Lori Desrosier is the author of Sometimes I Hear the Clock Speak (2016 Salmon Poetry, Ireland), The Philosopher’s Daughter (2013 Salmon), and two chapbooks, Inner Sky and typing with e.e. cummings, both from Glass Lyre Press. A third full-length book, Keeping Planes in the Air, is due out from Salmon in 2020. Her poems have appeared in New Millennium Review, Contemporary American Voices, Best Indie Lit New England, String Poet, Blue Fifth Review, Pirene’s Fountain, The New Verse News, The Mom Egg, and many other journals and anthologies. Her work has been nominated for a Pushcart Prize. She edits Naugatuck River Review, a journal of narrative poetry, and Wordpeace.co, an online journal dedicated to peace and justice. She has given many workshops and panels on craft and publishing, and teaches Poetry at the Lesley University MFA program.

Books

Keeping Planes in the Air (Salmon Poetry, 2020). Poetry.
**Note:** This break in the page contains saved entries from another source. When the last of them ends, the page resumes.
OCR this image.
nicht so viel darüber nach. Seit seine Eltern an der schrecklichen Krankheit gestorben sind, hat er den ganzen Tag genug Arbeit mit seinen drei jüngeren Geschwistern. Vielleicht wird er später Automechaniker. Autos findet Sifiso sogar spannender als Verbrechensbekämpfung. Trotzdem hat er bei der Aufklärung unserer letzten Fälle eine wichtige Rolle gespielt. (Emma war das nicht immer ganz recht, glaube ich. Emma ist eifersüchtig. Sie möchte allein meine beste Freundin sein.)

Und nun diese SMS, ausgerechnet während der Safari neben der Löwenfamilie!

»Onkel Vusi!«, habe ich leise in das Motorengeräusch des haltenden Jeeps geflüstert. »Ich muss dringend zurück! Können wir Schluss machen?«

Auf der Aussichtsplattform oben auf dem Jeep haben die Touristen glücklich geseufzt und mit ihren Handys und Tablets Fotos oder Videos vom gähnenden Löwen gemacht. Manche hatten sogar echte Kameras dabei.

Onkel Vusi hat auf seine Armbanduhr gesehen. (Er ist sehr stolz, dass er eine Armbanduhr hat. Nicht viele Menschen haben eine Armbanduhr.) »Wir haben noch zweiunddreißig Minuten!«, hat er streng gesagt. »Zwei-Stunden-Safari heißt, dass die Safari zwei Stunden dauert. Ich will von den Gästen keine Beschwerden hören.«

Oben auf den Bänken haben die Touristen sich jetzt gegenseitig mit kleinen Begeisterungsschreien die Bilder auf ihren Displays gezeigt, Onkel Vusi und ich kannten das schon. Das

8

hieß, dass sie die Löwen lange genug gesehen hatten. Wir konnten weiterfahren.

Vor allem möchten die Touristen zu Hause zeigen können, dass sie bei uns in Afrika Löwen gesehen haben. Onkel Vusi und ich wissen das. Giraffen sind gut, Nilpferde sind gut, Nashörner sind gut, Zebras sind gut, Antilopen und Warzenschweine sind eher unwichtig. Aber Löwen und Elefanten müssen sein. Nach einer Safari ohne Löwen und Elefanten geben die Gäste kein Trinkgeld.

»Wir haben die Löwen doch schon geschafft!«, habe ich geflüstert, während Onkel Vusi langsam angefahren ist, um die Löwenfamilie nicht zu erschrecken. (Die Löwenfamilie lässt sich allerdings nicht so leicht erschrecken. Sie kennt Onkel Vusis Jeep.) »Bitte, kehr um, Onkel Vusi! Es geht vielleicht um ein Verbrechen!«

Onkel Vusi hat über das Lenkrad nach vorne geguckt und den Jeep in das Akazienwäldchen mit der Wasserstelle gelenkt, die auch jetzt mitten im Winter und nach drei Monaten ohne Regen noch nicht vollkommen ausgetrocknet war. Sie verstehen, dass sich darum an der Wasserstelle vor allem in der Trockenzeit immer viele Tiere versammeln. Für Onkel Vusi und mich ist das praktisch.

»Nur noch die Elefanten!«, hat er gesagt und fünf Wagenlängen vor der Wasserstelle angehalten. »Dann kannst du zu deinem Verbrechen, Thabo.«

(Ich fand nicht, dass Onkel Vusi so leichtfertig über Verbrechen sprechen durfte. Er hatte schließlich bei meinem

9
Sometimes I Hear the Clock Speak (Salmon Poetry, 2016). Poetry.
The Philosopher’s Daughter (Salmon Poetry, 2013). Poetry.

Chapbooks

  •  typing with e.e. cummings (Glass Lyre Press, 2019).
  • Inner Sky (Glass Lyre Press, 2015). Poetry.

Blurbs, Press, & Reviews

Lori Desrosiers’ Sometimes I Hear the Clock Speak enfolds in an origami of memory the poet’s life and the lives of her family and others. As with any fine poetry, the poems mostly transcend clock-time, soaring to a Blakean cleansing of the “doors of perception.” In vignettes alchemized from everyday experiences, the poet gives us an “eternity in an hour” of music-laced memoir. Here is an immersion in the dance of a woman who shakes off the shackles of domestic oppression; here is a gentle dreamer who embraces the liberation of being a daring writer.
—Susan Deer Cloud, Author of Hunger Moon

Opening this new book by Lori Desrosiers you will find of memory and search, of second-thoughts and playful indecisions, poems that go back in time to retrieve music and mend heart. Indeed, the reader will find all kinds of music here: there is a violin that lacks music and there is a brother’s voice that speaks like father’s—but not when he sings. There is a reveille at 7.15am, and there is a young baby whose voice is known by her singing. And it is music that brings half-deaf father back from the dead. Page after page the reader will come to learn that it is memory–that beautiful, final chord, which reveals us to ourselves, and yet is unwritten by us.